The study highlights widespread use of sleeping medication use among astronauts. It recorded more than 4,000 nights of sleep on earth and more than 4,200 nights in space using data from 64 astronauts on 80 shuttle missions and 21 astronauts aboard International Space Station (ISS) missions.

Researchers found that more effective countermeasures to promote sleep during space flight are needed in order to optimise human performance.

"Sleep deficiency is pervasive among crew members. The sleep deficiency has been associated with performance decrements in numerous laboratory and field-based studies," stated Laura K Barger, an associate physiologist at Brigham and Women's Hospital (BWH) in Boston, Massachusetts.

Despite NASA scheduling 8.5 hours of sleep per night for crew members in space flight, the average (mean) duration of sleep during space flight was just under six (5.96) hours on shuttle missions and just over six hours (6.09) on the ISS missions.

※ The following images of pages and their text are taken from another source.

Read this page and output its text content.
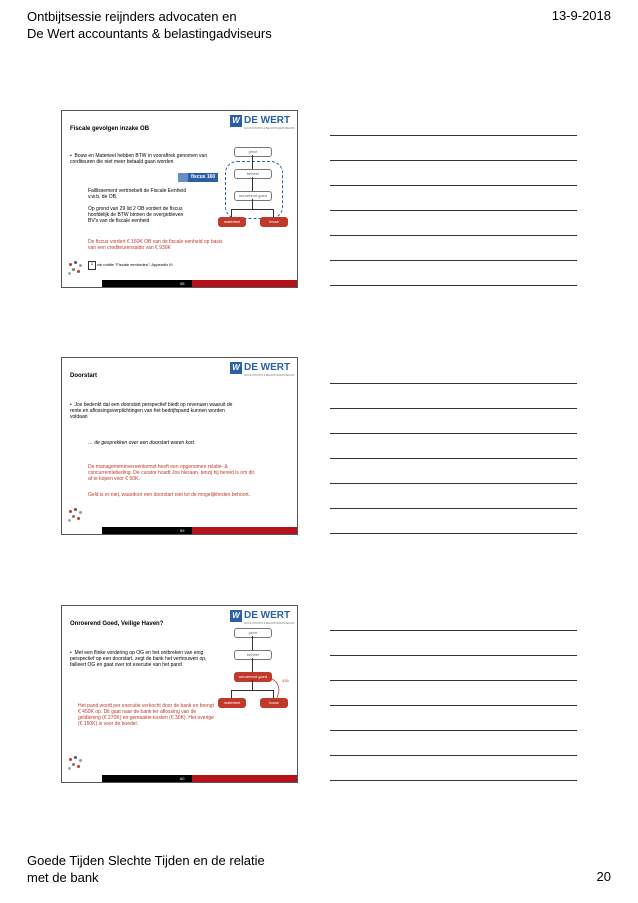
Ontbijtsessie reijnders advocaten en
De Wert accountants & belastingadviseurs
13-9-2018
W DE WERT
ACCOUNTANTS & BELASTINGADVISEURS
Fiscale gevolgen inzake OB
•  Bouw en Materieel hebben BTW in vooraftrek genomen van crediteuren die niet meer betaald gaan worden
Faillissement vertroebelt de Fiscale Eenheid v.w.b. de OB.
Op grond van 29 lid 2 OB vordert de fiscus hoofdelijk de BTW binnen de overgebleven BV's van de fiscale eenheid
De fiscus vordert € 160K OB van de fiscale eenheid op basis van een crediteurensaldo van € 930K
ⅲ	zie notitie "Fiscale eenheden"; Appendix III
privé
beheer
onroerend goed
materieel	bouw
fiscus 160
58
W DE WERT
ACCOUNTANTS & BELASTINGADVISEURS
Doorstart
•  Jos bedenkt dat een doorstart perspectief biedt op revenuen waaruit de rente en aflossingsverplichtingen van het bedrijfspand kunnen worden voldaan
… de gesprekken over een doorstart waren kort.
De managementovereenkomst heeft een opgenomen relatie- & concurrentiebeding. De curator houdt Jos hieraan, tenzij hij bereid is om dit af te kopen voor € 90K.
Geld is er niet, waardoor een doorstart niet tot de mogelijkheden behoort.
59
W DE WERT
ACCOUNTANTS & BELASTINGADVISEURS
Onroerend Goed, Veilige Haven?
•  Met een flinke vordering op OG en het ontbreken van enig perspectief op een doorstart, zegt de bank het vertrouwen op, failleert OG en gaat over tot executie van het pand
Het pand wordt per executie verkocht door de bank en brengt € 450K op. Dit gaat naar de bank ter aflossing van de geldlening (€ 270K) en gemaakte kosten (€ 30K). Het overige (€ 150K) is voor de boedel.
privé
beheer
onroerend goed
materieel	bouw
435
60
Goede Tijden Slechte Tijden en de relatie
met de bank	20
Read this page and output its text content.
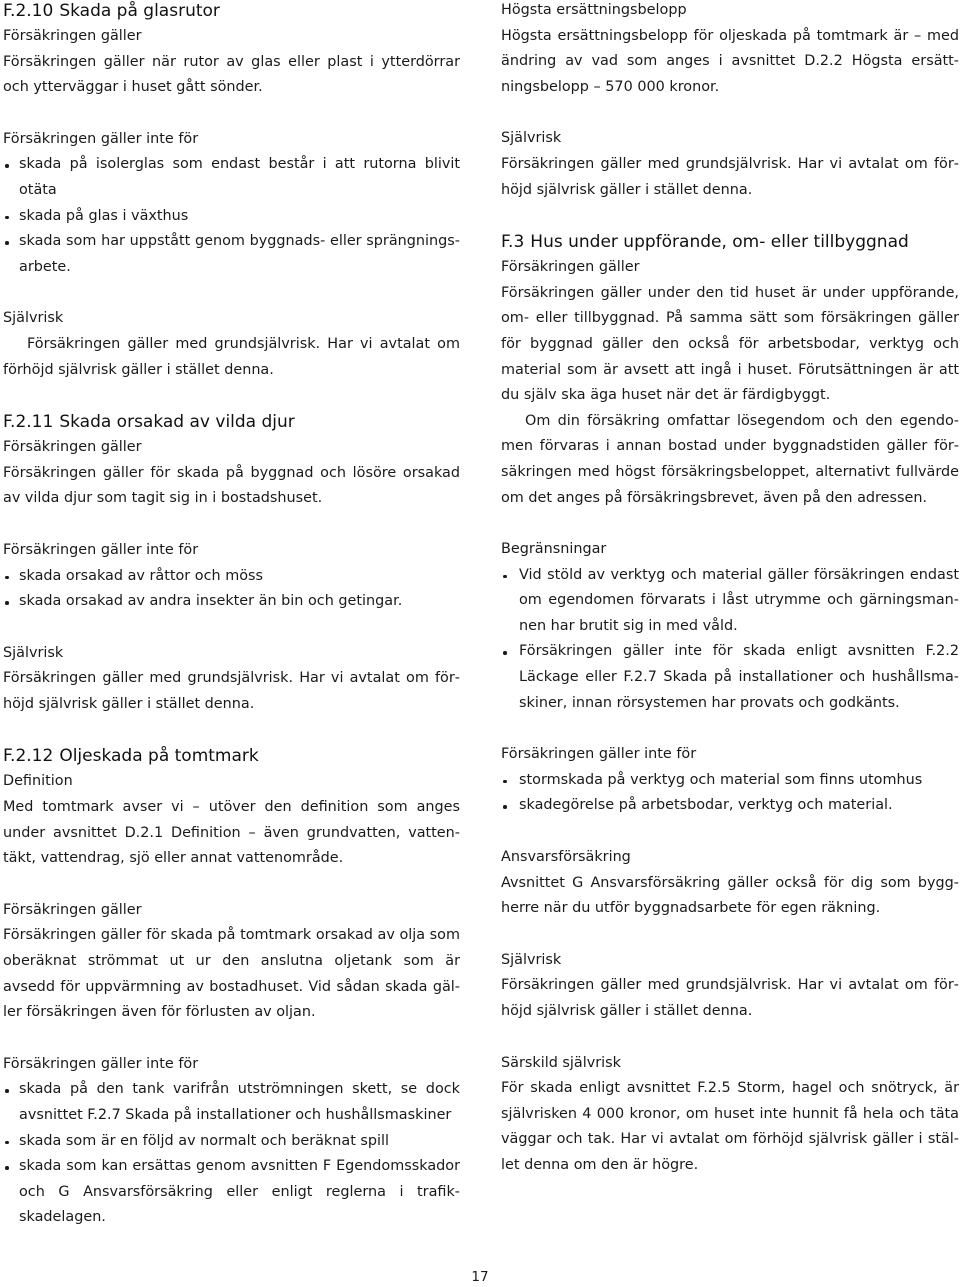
F.2.10 Skada på glasrutor
Försäkringen gäller

Försäkringen gäller när rutor av glas eller plast i ytterdörrar och ytterväggar i huset gått sönder.

Försäkringen gäller inte för
skada på isolerglas som endast består i att rutorna blivit otäta
skada på glas i växthus
skada som har uppstått genom byggnads- eller sprängningsarbete.
Självrisk

Försäkringen gäller med grundsjälvrisk. Har vi avtalat om förhöjd självrisk gäller i stället denna.

F.2.11 Skada orsakad av vilda djur
Försäkringen gäller

Försäkringen gäller för skada på byggnad och lösöre orsakad av vilda djur som tagit sig in i bostadshuset.

Försäkringen gäller inte för
skada orsakad av råttor och möss
skada orsakad av andra insekter än bin och getingar.
Självrisk

Försäkringen gäller med grundsjälvrisk. Har vi avtalat om förhöjd självrisk gäller i stället denna.

F.2.12 Oljeskada på tomtmark
Definition

Med tomtmark avser vi – utöver den definition som anges under avsnittet D.2.1 Definition – även grundvatten, vattentäkt, vattendrag, sjö eller annat vattenområde.

Försäkringen gäller

Försäkringen gäller för skada på tomtmark orsakad av olja som oberäknat strömmat ut ur den anslutna oljetank som är avsedd för uppvärmning av bostadhuset. Vid sådan skada gäller försäkringen även för förlusten av oljan.

Försäkringen gäller inte för
skada på den tank varifrån utströmningen skett, se dock avsnittet F.2.7 Skada på installationer och hushållsmaskiner
skada som är en följd av normalt och beräknat spill
skada som kan ersättas genom avsnitten F Egendomsskador och G Ansvarsförsäkring eller enligt reglerna i trafikskadelagen.
Högsta ersättningsbelopp

Högsta ersättningsbelopp för oljeskada på tomtmark är – med ändring av vad som anges i avsnittet D.2.2 Högsta ersättningsbelopp – 570 000 kronor.

Självrisk

Försäkringen gäller med grundsjälvrisk. Har vi avtalat om förhöjd självrisk gäller i stället denna.

F.3 Hus under uppförande, om- eller tillbyggnad
Försäkringen gäller

Försäkringen gäller under den tid huset är under uppförande, om- eller tillbyggnad. På samma sätt som försäkringen gäller för byggnad gäller den också för arbetsbodar, verktyg och material som är avsett att ingå i huset. Förutsättningen är att du själv ska äga huset när det är färdigbyggt.

Om din försäkring omfattar lösegendom och den egendomen förvaras i annan bostad under byggnadstiden gäller försäkringen med högst försäkringsbeloppet, alternativt fullvärde om det anges på försäkringsbrevet, även på den adressen.

Begränsningar
Vid stöld av verktyg och material gäller försäkringen endast om egendomen förvarats i låst utrymme och gärningsmannen har brutit sig in med våld.
Försäkringen gäller inte för skada enligt avsnitten F.2.2 Läckage eller F.2.7 Skada på installationer och hushållsmaskiner, innan rörsystemen har provats och godkänts.
Försäkringen gäller inte för
stormskada på verktyg och material som finns utomhus
skadegörelse på arbetsbodar, verktyg och material.
Ansvarsförsäkring

Avsnittet G Ansvarsförsäkring gäller också för dig som byggherre när du utför byggnadsarbete för egen räkning.

Självrisk

Försäkringen gäller med grundsjälvrisk. Har vi avtalat om förhöjd självrisk gäller i stället denna.

Särskild självrisk

För skada enligt avsnittet F.2.5 Storm, hagel och snötryck, är självrisken 4 000 kronor, om huset inte hunnit få hela och täta väggar och tak. Har vi avtalat om förhöjd självrisk gäller i stället denna om den är högre.

17
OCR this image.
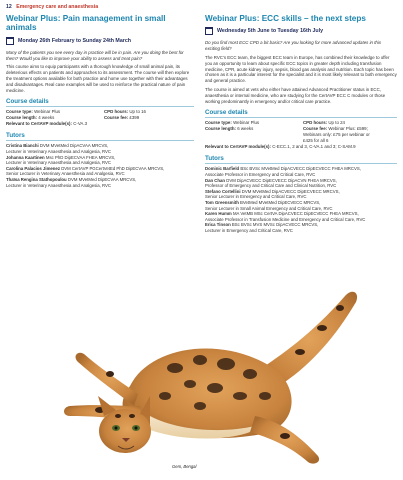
12 Emergency care and anaesthesia
Webinar Plus: Pain management in small animals
Monday 26th February to Sunday 24th March
Many of the patients you see every day in practice will be in pain. Are you doing the best for them? Would you like to improve your ability to assess and treat pain?
This course aims to equip participants with a thorough knowledge of small animal pain, its deleterious effects on patients and approaches to its assessment. The course will then explore the treatment options available for both practice and home use together with their advantages and disadvantages. Real case examples will be used to reinforce the practical nature of pain medicine.
Course details
Course type: Webinar Plus	CPD hours: Up to 16
Course length: 4 weeks	Course fee: £399
Relevant to CertAVP module(s): C-VA.3
Tutors
Cristina Bianchi DVM MVetMed DipACVAA MRCVS,
Lecturer in Veterinary Anaesthesia and Analgesia, RVC
Johanna Kaartinen Msc PhD DipECVAA FHEA MRCVS,
Lecturer in Veterinary Anaesthesia and Analgesia, RVC
Carolina Palacios Jimenez DVM CertAVP PGCertVetEd PhD DipECVAA MRCVS,
Senior Lecturer in Veterinary Anaesthesia and Analgesia, RVC
Thaïsa Rengina Stathopoulou DVM MVetMed DipECVAA MRCVS,
Lecturer in Veterinary Anaesthesia and Analgesia, RVC
Webinar Plus: ECC skills – the next steps
Wednesday 5th June to Tuesday 16th July
Do you find most ECC CPD a bit basic? Are you looking for more advanced updates in this exciting field?
The RVC's ECC team, the biggest ECC team in Europe, has combined their knowledge to offer you an opportunity to learn about specific ECC topics in greater depth including transfusion medicine, CPR, acute kidney injury, sepsis, blood gas analysis and nutrition. Each topic has been chosen as it is a particular interest for the specialist and it is most likely relevant to both emergency and general practice.
The course is aimed at vets who either have attained Advanced Practitioner status in ECC, anaesthesia or internal medicine, who are studying for the CertAVP ECC C modules or those working predominantly in emergency and/or critical care practice.
Course details
Course type: Webinar Plus	CPD hours: Up to 24
Course length: 6 weeks	Course fee: Webinar Plus: £599;
Webinars only: £75 per webinar or
£425 for all 6
Relevant to CertAVP module(s): C-ECC.1, 2 and 3, C-VA.1 and 3; C-SAM.9
Tutors
Dominic Barfield BSc BVSc MVetMed DipACVECC DipECVECC FHEA MRCVS,
Associate Professor in Emergency and Critical Care, RVC
Dan Chan DVM DipACVECC DipECVECC DipACVN FHEA MRCVS,
Professor of Emergency and Critical Care and Clinical Nutrition, RVC
Stefano Cortellini DVM MVetMed DipACVECC DipECVECC MRCVS,
Senior Lecturer in Emergency and Critical Care, RVC
Tom Greensmith BVetMed MVetMed DipECVECC MRCVS,
Senior Lecturer in Small Animal Emergency and Critical Care, RVC
Karen Humm MA VetMB MSc CertVA DipACVECC DipECVECC FHEA MRCVS,
Associate Professor in Transfusion Medicine and Emergency and Critical Care, RVC
Erica Tinson BSc BVSc MVS MVSc DipACVECC MRCVS,
Lecturer in Emergency and Critical Care, RVC
Gem, Bengal
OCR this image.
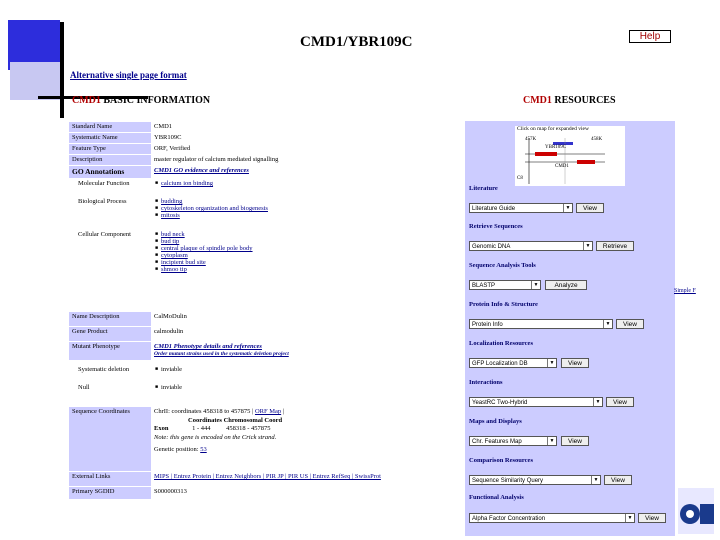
CMD1/YBR109C	Help
Alternative single page format
CMD1 BASIC INFORMATION	CMD1 RESOURCES
Standard Name	CMD1
Systematic Name	YBR109C
Feature Type	ORF, Verified
Description	master regulator of calcium mediated signalling
GO Annotations	CMD1 GO evidence and references
Molecular Function	■ calcium ion binding
Biological Process	■ budding
■ cytoskeleton organization and biogenesis
■ mitosis
Cellular Component	■ bud neck
■ bud tip
■ central plaque of spindle pole body
■ cytoplasm
■ incipient bud site
■ shmoo tip
Name Description	CalMoDulin
Gene Product	calmodulin
Mutant Phenotype	CMD1 Phenotype details and references
Order mutant strains used in the systematic deletion project
Systematic deletion	■ inviable
Null	■ inviable
Sequence Coordinates	ChrII: coordinates 458318 to 457875 | ORF Map |
Coordinates Chromosomal Coord
Exon	1 - 444 458318 - 457875
Note: this gene is encoded on the Crick strand.
Genetic position: 53
External Links	MIPS | Entrez Protein | Entrez Neighbors | PIR JP | PIR US | Entrez RefSeq | SwissProt
Primary SGDID	S000000313
Click on map for expanded view
457K
YBR109C
CMD1
458K
C8
Literature
Literature Guide	▼	View
Retrieve Sequences
Genomic DNA	▼	Retrieve
Sequence Analysis Tools
BLASTP	▼	Analyze
Protein Info & Structure
Protein Info	▼	View
Localization Resources
GFP Localization DB	▼	View
Interactions
YeastRC Two-Hybrid	▼	View
Maps and Displays
Chr. Features Map	▼	View
Comparison Resources
Sequence Similarity Query	▼	View
Functional Analysis
Alpha Factor Concentration	▼	View
Simple F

Twelve percent of sleep episodes on shuttle missions and 24 percent on ISS missions lasted seven hours or more, as compared to 42 percent and 50 percent, respectively, in a post-flight data collection interval when most astronauts slept at home.

The research also highlights widespread use of sleeping medications such as zolpidem and zaleplon during space flight.

Three-quarters of ISS crew members reported taking sleep medication at some point during their time on the space station.

More than three-quarters (78 percent) of shuttle-mission crew members used medication on more than half (52 percent) of nights in space, the study noted.

The other team members in the study were from Harvard Medical School and the University of Colorado.

The study appeared in the journal Lancet Neurology.